President Barack Obama received an honorary degree amid a firestorm of controversy generated by his unprecedented extremism on abortion--an issue where he stands further to the left than any president in history, and in crystal-clear opposition to core Catholic Church social-moral teaching. Not one to back down, Obama addressed the matter head on at Notre Dame, feeding the faithful the left's standard abortion canard. He explained that he wants to "reduce the number of women seeking abortions."

This should have elicited gasps from an educated audience. After all, one of Obama's first acts as president--on January 23, the day after the annual March for Life in Washington--was signing the Mexico City policy. That means that groups like International Planned Parenthood will be subsidized with taxpayer dollars to perform and promote abortion overseas--to vigorously push for legalization, at all stages of pregnancy, in countries that have banned the procedure. Under relentless assault are nations like Mexico itself, home of Our Lady of Guadalupe, an image every faithful Catholic knows.

This unique form of American "foreign aid" was notably excluded from President John Jenkins' reverential statement glorifying Obama's commitment to human rights.

Recall, too, that on March 9, only a few weeks after rescinding the Mexico City policy, Obama authorized federal dollars to promote the deliberate destruction of human life at its earliest stage of development (as embryos) for research purposes. To borrow from Pope John Paul II, the state will thus deny its unborn this "first of freedoms," this most fundamental freedom, from which there can be no other freedoms--with your tax dollars.

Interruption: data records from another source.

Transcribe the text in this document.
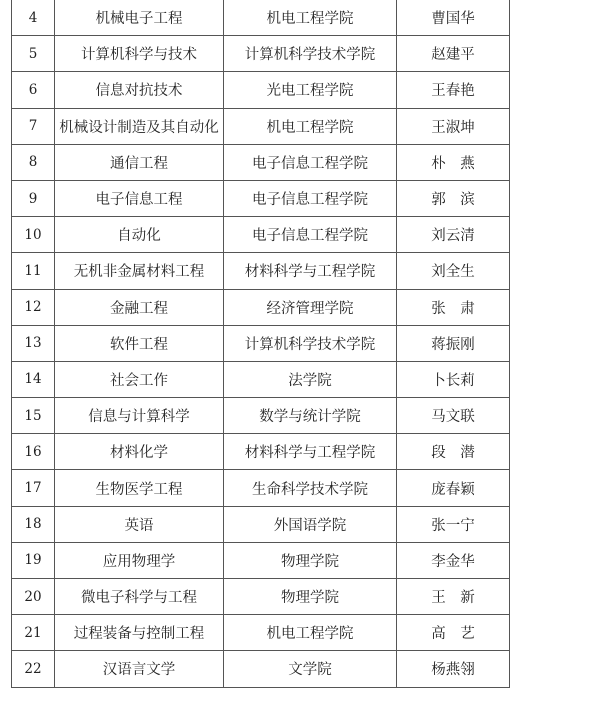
4	机械电子工程	机电工程学院	曹国华
5	计算机科学与技术	计算机科学技术学院	赵建平
6	信息对抗技术	光电工程学院	王春艳
7	机械设计制造及其自动化	机电工程学院	王淑坤
8	通信工程	电子信息工程学院	朴　燕
9	电子信息工程	电子信息工程学院	郭　滨
10	自动化	电子信息工程学院	刘云清
11	无机非金属材料工程	材料科学与工程学院	刘全生
12	金融工程	经济管理学院	张　肃
13	软件工程	计算机科学技术学院	蒋振刚
14	社会工作	法学院	卜长莉
15	信息与计算科学	数学与统计学院	马文联
16	材料化学	材料科学与工程学院	段　潜
17	生物医学工程	生命科学技术学院	庞春颖
18	英语	外国语学院	张一宁
19	应用物理学	物理学院	李金华
20	微电子科学与工程	物理学院	王　新
21	过程装备与控制工程	机电工程学院	高　艺
22	汉语言文学	文学院	杨燕翎
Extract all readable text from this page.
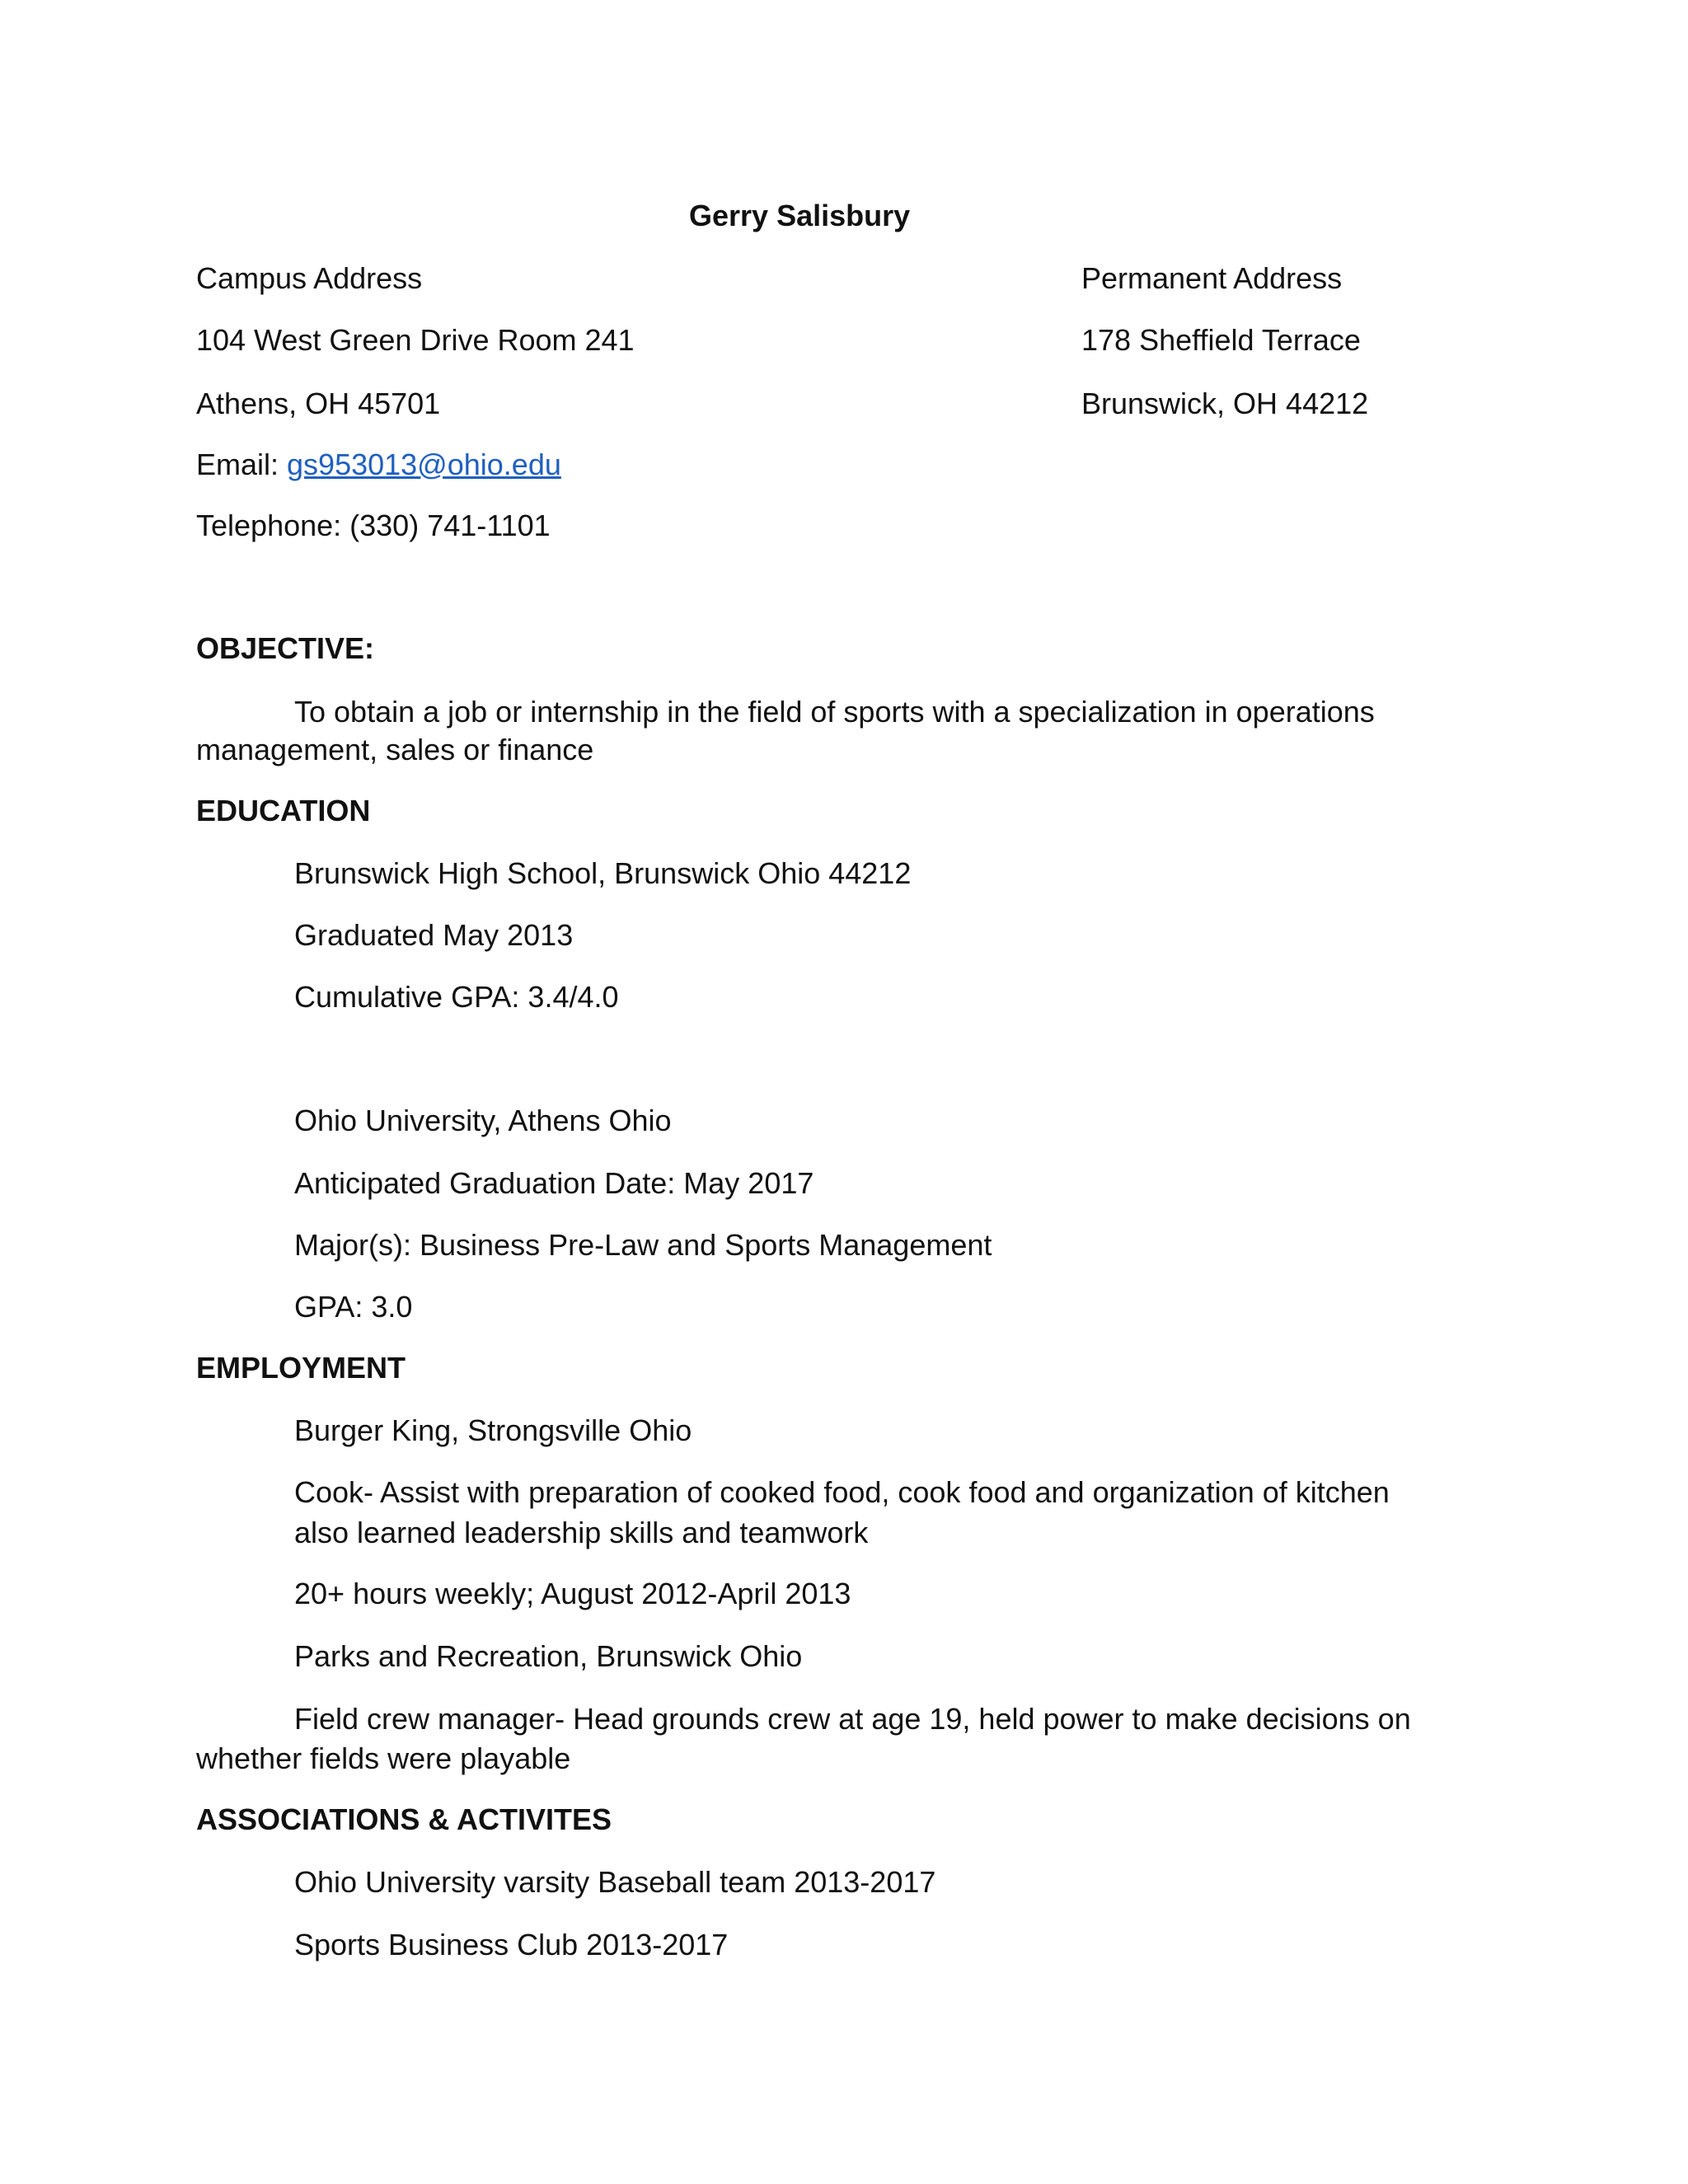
Gerry Salisbury
Campus Address
104 West Green Drive Room 241
Athens, OH 45701
Permanent Address
178 Sheffield Terrace
Brunswick, OH 44212
Email: gs953013@ohio.edu
Telephone: (330) 741-1101
OBJECTIVE:
To obtain a job or internship in the field of sports with a specialization in operations
management, sales or finance
EDUCATION
Brunswick High School, Brunswick Ohio 44212
Graduated May 2013
Cumulative GPA: 3.4/4.0
Ohio University, Athens Ohio
Anticipated Graduation Date: May 2017
Major(s): Business Pre-Law and Sports Management
GPA: 3.0
EMPLOYMENT
Burger King, Strongsville Ohio
Cook- Assist with preparation of cooked food, cook food and organization of kitchen
also learned leadership skills and teamwork
20+ hours weekly; August 2012-April 2013
Parks and Recreation, Brunswick Ohio
Field crew manager- Head grounds crew at age 19, held power to make decisions on
whether fields were playable
ASSOCIATIONS & ACTIVITES
Ohio University varsity Baseball team 2013-2017
Sports Business Club 2013-2017
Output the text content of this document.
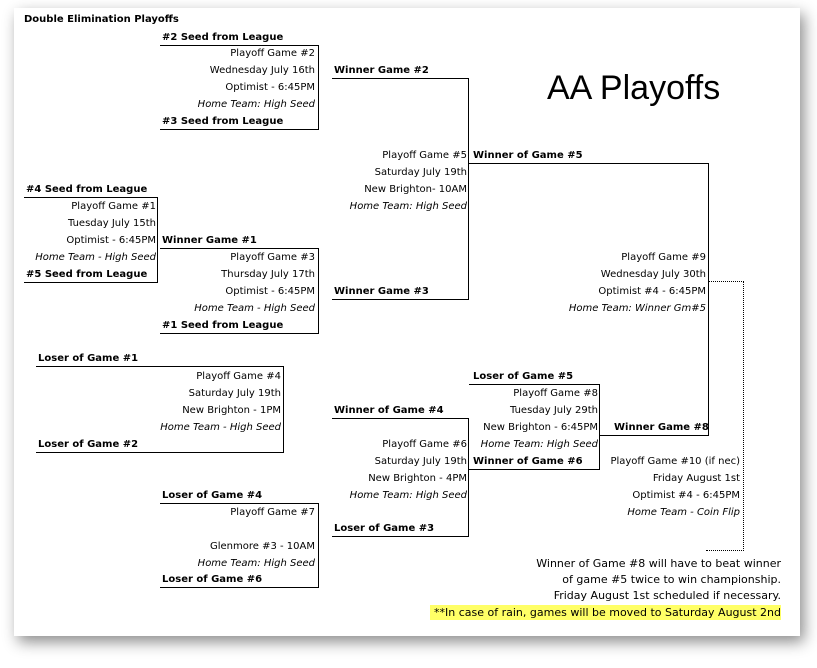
Double Elimination Playoffs
AA Playoffs
#2 Seed from League
Playoff Game #2
Wednesday July 16th
Optimist - 6:45PM
Home Team: High Seed
#3 Seed from League
Winner Game #2
#4 Seed from League
Playoff Game #1
Tuesday July 15th
Optimist - 6:45PM
Home Team - High Seed
#5 Seed from League
Winner Game #1
Playoff Game #3
Thursday July 17th
Optimist - 6:45PM
Home Team - High Seed
#1 Seed from League
Winner Game #3
Playoff Game #5
Saturday July 19th
New Brighton- 10AM
Home Team: High Seed
Winner of Game #5
Playoff Game #9
Wednesday July 30th
Optimist #4 - 6:45PM
Home Team: Winner Gm#5
Loser of Game #1
Playoff Game #4
Saturday July 19th
New Brighton - 1PM
Home Team - High Seed
Loser of Game #2
Winner of Game #4
Playoff Game #6
Saturday July 19th
New Brighton - 4PM
Home Team: High Seed
Winner of Game #6
Loser of Game #5
Playoff Game #8
Tuesday July 29th
New Brighton - 6:45PM
Home Team: High Seed
Winner Game #8
Playoff Game #10 (if nec)
Friday August 1st
Optimist #4 - 6:45PM
Home Team - Coin Flip
Loser of Game #4
Playoff Game #7
Glenmore #3 - 10AM
Home Team: High Seed
Loser of Game #6
Loser of Game #3
Winner of Game #8 will have to beat winner
of game #5 twice to win championship.
Friday August 1st scheduled if necessary.
**In case of rain, games will be moved to Saturday August 2nd
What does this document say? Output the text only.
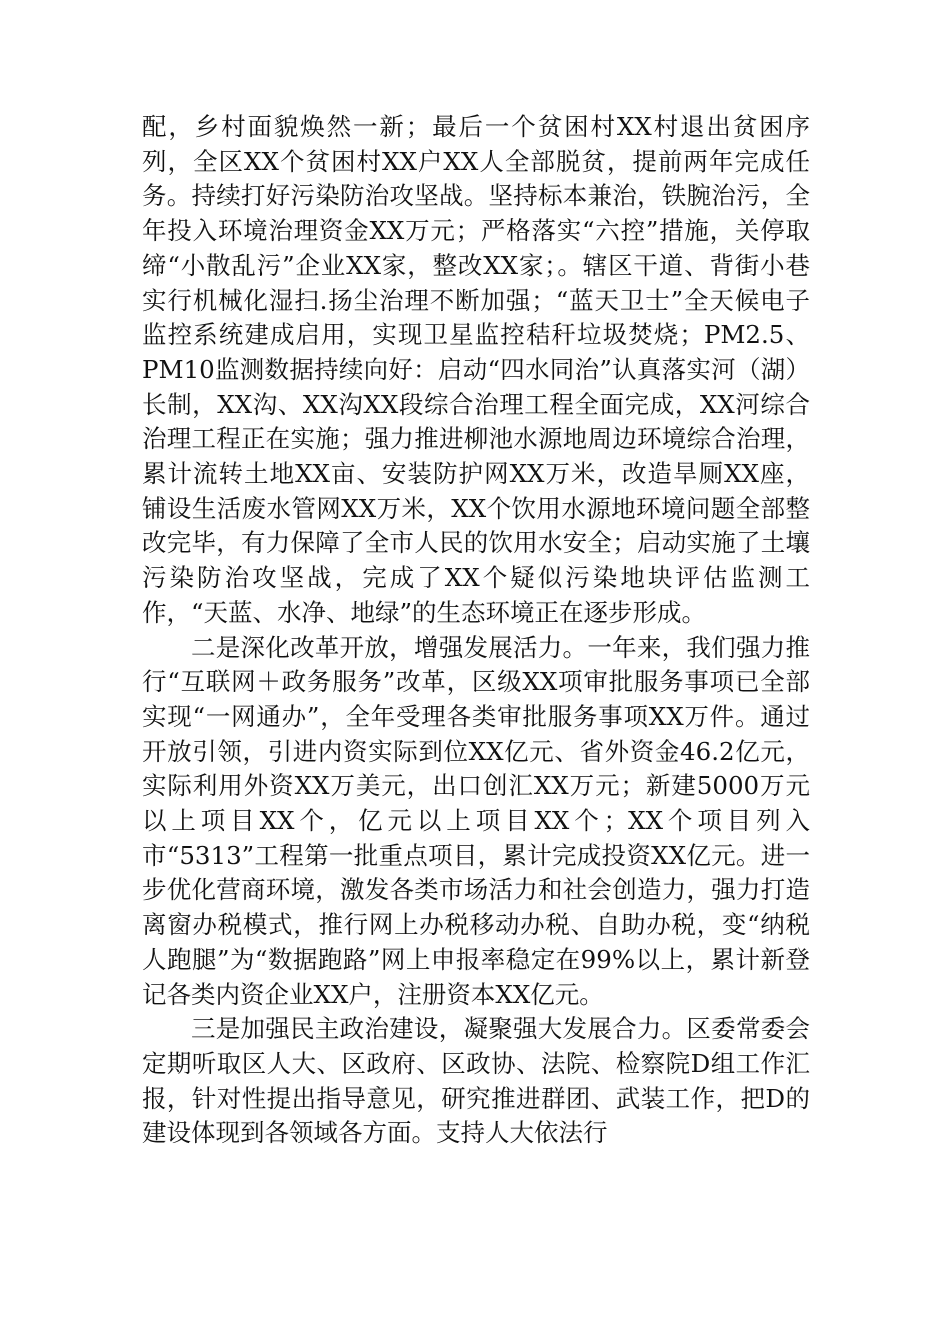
配，乡村面貌焕然一新；最后一个贫困村XX村退出贫困序列，全区XX个贫困村XX户XX人全部脱贫，提前两年完成任务。持续打好污染防治攻坚战。坚持标本兼治，铁腕治污，全年投入环境治理资金XX万元；严格落实“六控”措施，关停取缔“小散乱污”企业XX家，整改XX家；。辖区干道、背街小巷实行机械化湿扫.扬尘治理不断加强；“蓝天卫士”全天候电子监控系统建成启用，实现卫星监控秸秆垃圾焚烧；PM2.5、PM10监测数据持续向好：启动“四水同治”认真落实河（湖）长制，XX沟、XX沟XX段综合治理工程全面完成，XX河综合治理工程正在实施；强力推进柳池水源地周边环境综合治理，累计流转土地XX亩、安装防护网XX万米，改造旱厕XX座，铺设生活废水管网XX万米，XX个饮用水源地环境问题全部整改完毕，有力保障了全市人民的饮用水安全；启动实施了土壤污染防治攻坚战，完成了XX个疑似污染地块评估监测工作，“天蓝、水净、地绿”的生态环境正在逐步形成。

二是深化改革开放，增强发展活力。一年来，我们强力推行“互联网＋政务服务”改革，区级XX项审批服务事项已全部实现“一网通办”，全年受理各类审批服务事项XX万件。通过开放引领，引进内资实际到位XX亿元、省外资金46.2亿元，实际利用外资XX万美元，出口创汇XX万元；新建5000万元以上项目XX个，亿元以上项目XX个；XX个项目列入市“5313”工程第一批重点项目，累计完成投资XX亿元。进一步优化营商环境，激发各类市场活力和社会创造力，强力打造离窗办税模式，推行网上办税移动办税、自助办税，变“纳税人跑腿”为“数据跑路”网上申报率稳定在99%以上，累计新登记各类内资企业XX户，注册资本XX亿元。

三是加强民主政治建设，凝聚强大发展合力。区委常委会定期听取区人大、区政府、区政协、法院、检察院D组工作汇报，针对性提出指导意见，研究推进群团、武装工作，把D的建设体现到各领域各方面。支持人大依法行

Yes, yes. And so the crowd, en masse, let out a collective gasp, right? No.

When President Obama declared that his goal is to reduce abortions, the "social-justice" Catholics at Notre Dame clapped and cheered.

They were taken--hook, line, and sinker.

As I struggled to absorb this bewildering spectacle, I tried to think of a scenario more absurd. I thought of other presidents who spoke at Notre Dame: George W. Bush, George H. W. Bush, Ronald Reagan, Jimmy Carter. Obama's speech came close to one of his predecessors--Reagan--but only by reversing the terms; and then the absurdities snowballed into an avalanche.

Reagan, coincidentally, did Notre Dame's commencement the exact same day, on May 17, in 1981. It was one of his finest speeches, written by a Catholic speechwriter, Tony Dolan. It is most remembered for this passage:

The years ahead are great ones for this country, for the cause of freedom and the spread of civilization. The West won't contain communism, it will transcend communism.... It will dismiss it as some bizarre chapter in human history whose last pages are even now being written.

It was one of Reagan's first presidential predictions of communism's demise, and a prophetic one, dismissed by elites. Indeed, those last pages were being written, though no one else sensed or said it. Communism would not survive the decade.

It was a stunning declaration, both at the time and especially in retrospect. Notre Dame's graduates were treated with a historical gem, a truly special send-off. They witnessed a statement they now understand was profound.

And that was for reasons beyond that declaration, as Reagan challenged the graduating seniors to join him in this great cause. He drew on remarks by Churchill during the Battle of Britain: "When great causes are on the move in the world, we learn we are spirits, not animals, and that something is going on in space and time, and beyond space and time, which, whether we like it or not, spells duty."

To Reagan, their shared duty was to fight expansionistic, atheistic Marxism. Were they worthy of that challenge? He hammered home the theme with other quotes and metaphors, including a personal story from his movie, Knute Rockne, All-American.

Think of all this in light of Obama's comments. In Obama's speech at Notre Dame, the salient issue was abortion. For Reagan, it was communism. But unlike Obama with abortion, Reagan spoke with moral clarity--with firmness in the right as God gives us to see the right, as Lincoln once said--and then proceeded to do everything he could to halt the evil of communism, to reverse it, to stem the tide.